Dr. HIPocrisy


Fifth Estate # 279, December, 1976

Dear Dr. Hypocrisy,

My boyfriend just got over a “dose” of Trotskyism. He says he is “safe” to begin relations again, but I’m worried. What do you think?

Livonia Libertarian

Dear L.L.

I get lots of letters like this and it never ceases to amaze me how ignorant many people are of the dangers of social diseases.

Unlike Stalinism, where no recovery is expected anyway, the particular danger of Trotskyism is that very often the initial symptoms (slavish devotion to the theories of corpses, messianic delusions, etc.) will disappear spontaneously, leading its victims to believe they’ve suffered only a brief, mild infection.

With the separation (usually in disgust) from the Trotskyist organization which normally marks the culmination of the disease’s primary stage, it’s not at all rare to hear the victims assert, as your boyfriend has done, that they’re completely cured and that there’s no sign of the infection left in their systems. The ugly truth, though, is that the bacteria has only entered the dormant secondary stage during which it will lie inert for periods of up to several years, causing no apparent symptomatic disruptions.

But when the tertiary stage rolls around, look out For reasons which are not yet completely understood, at some point the bacteria will become reactivated and begin to attack the central nervous system. In short order, victims will begin displaying’ all the symptoms of classical degenerative brain disease; reduced to literal babbling idiots, they’ll be found asserting the need for everything from mass vanguards without the vanguard party to non-authoritarian organizations. And at this point the decline is irreversible—once it enters your bloodstream its all over, you might as well kiss; your mushy brainbox goodbye.

One final note: How insane the victim becomes depends largely on how virulent a strain it is. If it’s a mild, ineffectual variety, like the SWP, some limited recovery is possible, but if you’re infected with one of the newer strains like the Spartacist League—it’s drool city for you.

Dear Dr.
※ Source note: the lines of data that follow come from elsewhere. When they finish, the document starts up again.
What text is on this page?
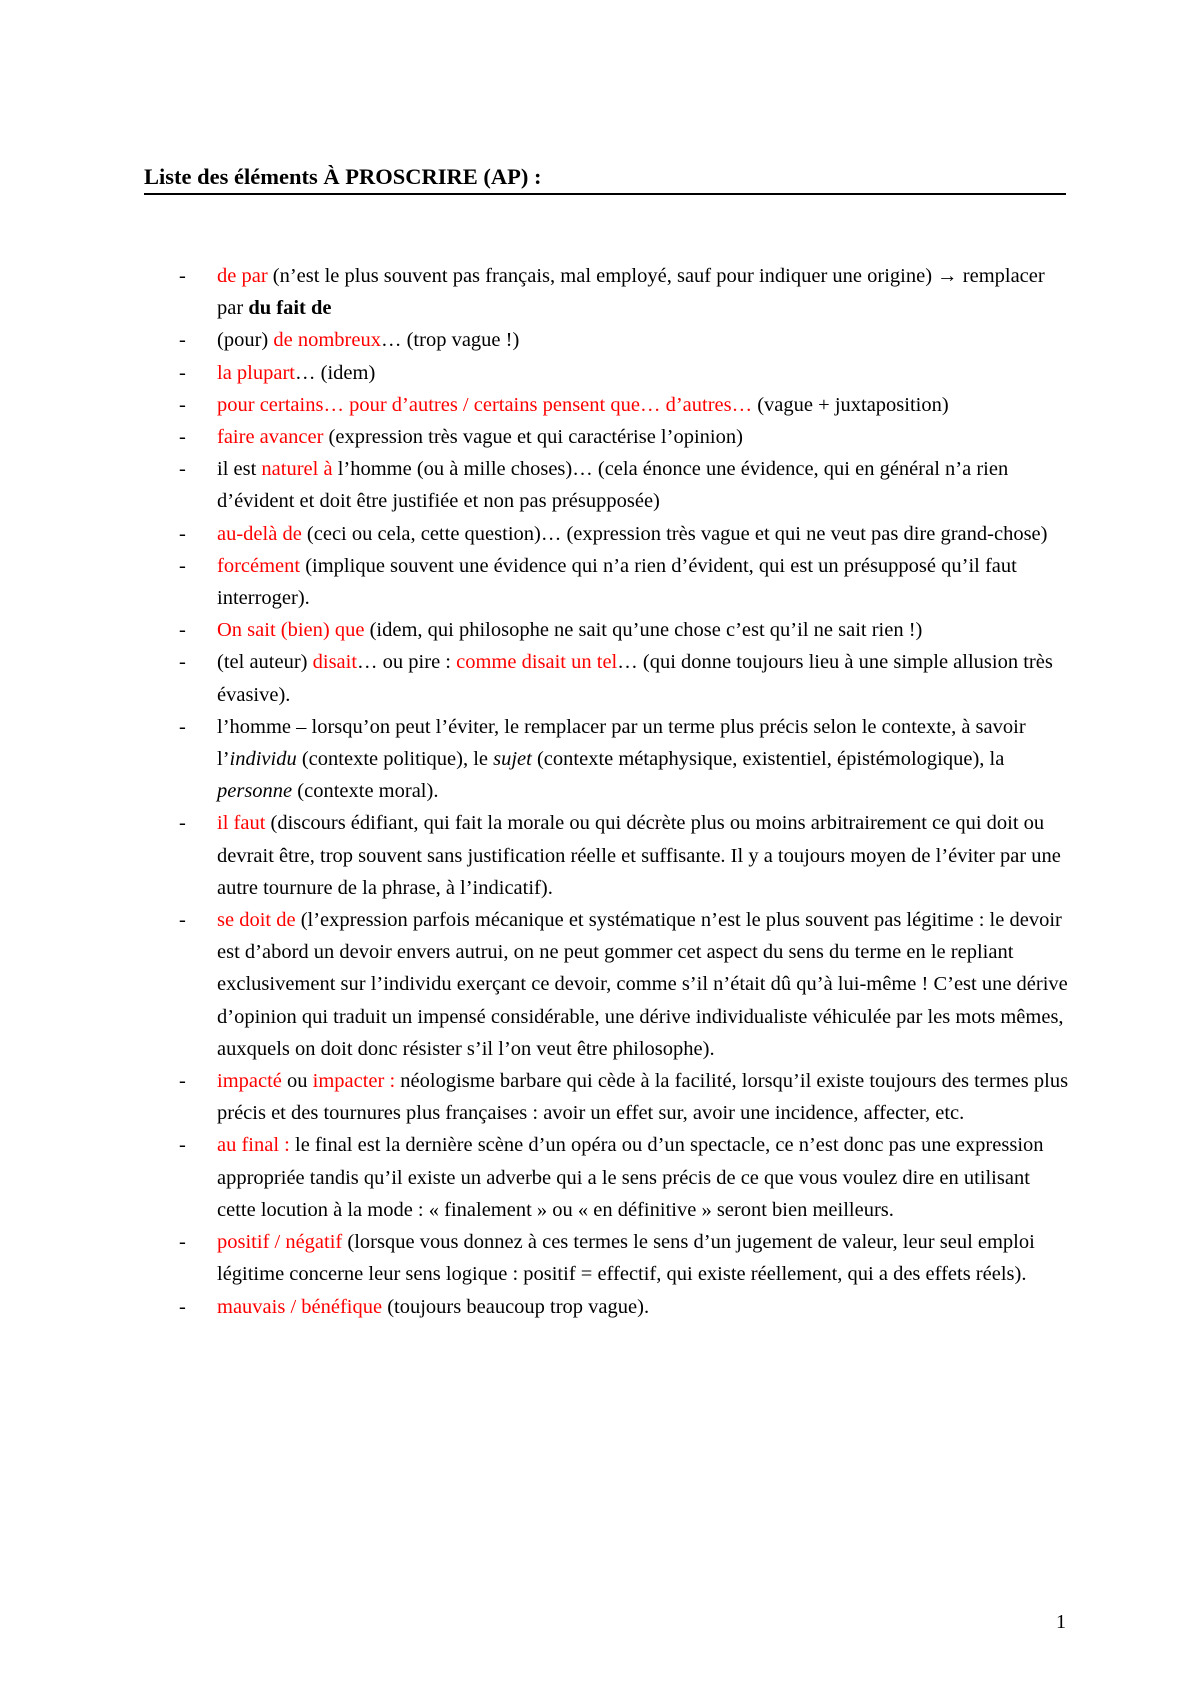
Liste des éléments À PROSCRIRE (AP) :
- de par (n’est le plus souvent pas français, mal employé, sauf pour indiquer une origine) → remplacer par du fait de
- (pour) de nombreux… (trop vague !)
- la plupart… (idem)
- pour certains… pour d’autres / certains pensent que… d’autres… (vague + juxtaposition)
- faire avancer (expression très vague et qui caractérise l’opinion)
- il est naturel à l’homme (ou à mille choses)… (cela énonce une évidence, qui en général n’a rien d’évident et doit être justifiée et non pas présupposée)
- au-delà de (ceci ou cela, cette question)… (expression très vague et qui ne veut pas dire grand-chose)
- forcément (implique souvent une évidence qui n’a rien d’évident, qui est un présupposé qu’il faut interroger).
- On sait (bien) que (idem, qui philosophe ne sait qu’une chose c’est qu’il ne sait rien !)
- (tel auteur) disait… ou pire : comme disait un tel… (qui donne toujours lieu à une simple allusion très évasive).
- l’homme – lorsqu’on peut l’éviter, le remplacer par un terme plus précis selon le contexte, à savoir l’individu (contexte politique), le sujet (contexte métaphysique, existentiel, épistémologique), la personne (contexte moral).
- il faut (discours édifiant, qui fait la morale ou qui décrète plus ou moins arbitrairement ce qui doit ou devrait être, trop souvent sans justification réelle et suffisante. Il y a toujours moyen de l’éviter par une autre tournure de la phrase, à l’indicatif).
- se doit de (l’expression parfois mécanique et systématique n’est le plus souvent pas légitime : le devoir est d’abord un devoir envers autrui, on ne peut gommer cet aspect du sens du terme en le repliant exclusivement sur l’individu exerçant ce devoir, comme s’il n’était dû qu’à lui-même ! C’est une dérive d’opinion qui traduit un impensé considérable, une dérive individualiste véhiculée par les mots mêmes, auxquels on doit donc résister s’il l’on veut être philosophe).
- impacté ou impacter : néologisme barbare qui cède à la facilité, lorsqu’il existe toujours des termes plus précis et des tournures plus françaises : avoir un effet sur, avoir une incidence, affecter, etc.
- au final : le final est la dernière scène d’un opéra ou d’un spectacle, ce n’est donc pas une expression appropriée tandis qu’il existe un adverbe qui a le sens précis de ce que vous voulez dire en utilisant cette locution à la mode : « finalement » ou « en définitive » seront bien meilleurs.
- positif / négatif (lorsque vous donnez à ces termes le sens d’un jugement de valeur, leur seul emploi légitime concerne leur sens logique : positif = effectif, qui existe réellement, qui a des effets réels).
- mauvais / bénéfique (toujours beaucoup trop vague).
1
Hypocrisy,

There is a biker club that lives down the street in a semi abandoned slaughter house. They wear cow and hog skins for clothing, seldom bathe, and many have twisted features they got from motorcycle accidents while sniffing glue.

Their leader, Tire-Head, says that I’m not liberated because I won’t participate in any of their orgies or gang-bangs. From a Reichian point of view, do you think I have excessive character armour?

Flint, Mich.

Dear Star-Gaze,

Merely indulging in sex for compulsive reasons like group acceptance or to prove something is as alienated as refraining from sex out of moral abstraction or fear. On the other hand, should you fall in love with them, why not?